Tuesday, May 8, 2007

BMW X3 Series

The BMW X3 is a compact luxury crossover SUV (though BMW advertises it as an SAV, or Sport Activity Vehicle) produced by the German automaker BMW. It is based on the BMW 3-Series automobile platform.

History and development

Along the heels of a very successful and ongoing production run of the BMW X5, BMW decided in the early millennium that it wanted to compete with the likes of the Freelander and other small luxury SUVs just as the X5 had previously done so well in its respective classes. Thus the X3 (internally known as E83), was born.

What thus emerged was a concept unveiled at the Detroit Auto Show in 2003. Dubbed the xActivity, BMW previewed to the public for the first time what a smaller SAV based on a 3 Series platform would look like. The concept had no windows, for the most part no roof, and a sleek futuristic interior. Only the basic shape of the car would emerge as the BMW X3.

Just as BMW used many parts from the E39 5 Series parts bin in the making of the X5, the same occurred in the X3's development, whereby BMW engineers reused 3 series parts. In-fact complete sets of parts came straight out of the E46 330xi, emerging unscathed in the X3 (e.g. rear suspension).

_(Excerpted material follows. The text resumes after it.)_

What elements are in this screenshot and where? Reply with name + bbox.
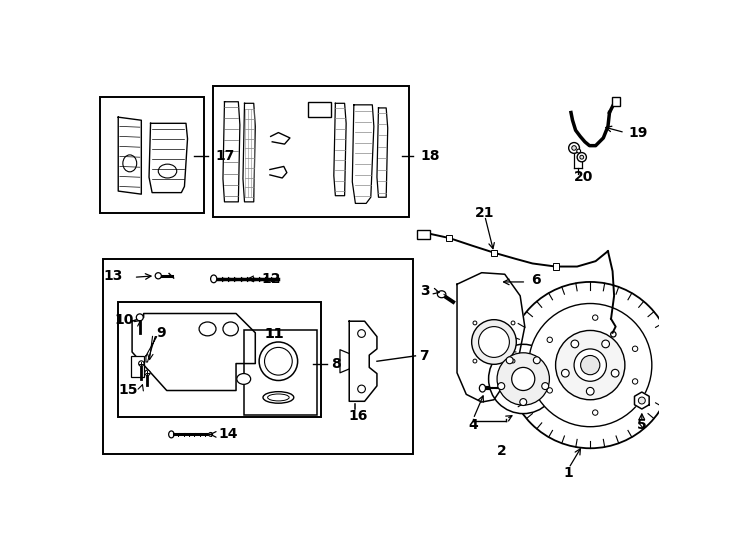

Austrian automotive contractor Magna Steyr of Graz, Austria performed additional development work and has been contracted to manufacture all first-generation X3s.

xDrive

When the BMW X3 premiered in late 2003, BMW announced that it would be using a new 4 wheel drive system to power it and its bigger brother - The (refreshed) X5. The two key things about xDrive are, first, it being one one of the first technologies used to intervene before the driver was ever aware that the car could be unstable, and second, it being transparent (i.e. unknown) to the driver.

Reaction

Right from the start, the BMW X3 had been criticized for its harsh ride (due to the run-flat tires, which have made all new BMWs (except those that aren't fitted with them, for example some M-models) have harsh rides), poor interior quality and off-road ability. BMW addressed the first 2 points in 2005, with a slightly softer ride and by matching plastics and carpeting in the 2005 X5s. It has also been criticized for not being built at a BMW factory. However, Magna Steyer, the factory in Austria has won numerous awards for quality and is the highest rated car assembly factory in Europe.

The automotive press however for the most part had mixed views of the X3 ranging all over the spectrum - unusual for BMW, but then again not so unusual for modern BMWs. Jeremy Clarkson even said that the X3 was for people who are clinically insane after his road test of it. He also criticized it for its harsh ride, and showed the poor off-road ability in reality when he took one into a "not very tough" off-road trail. He got stuck multiple times, although he has admitted that he is not a very good off-road driver, but the trail didn't provide options for going from somewhere else, as it was basically a road with off-road trail obstacles in it.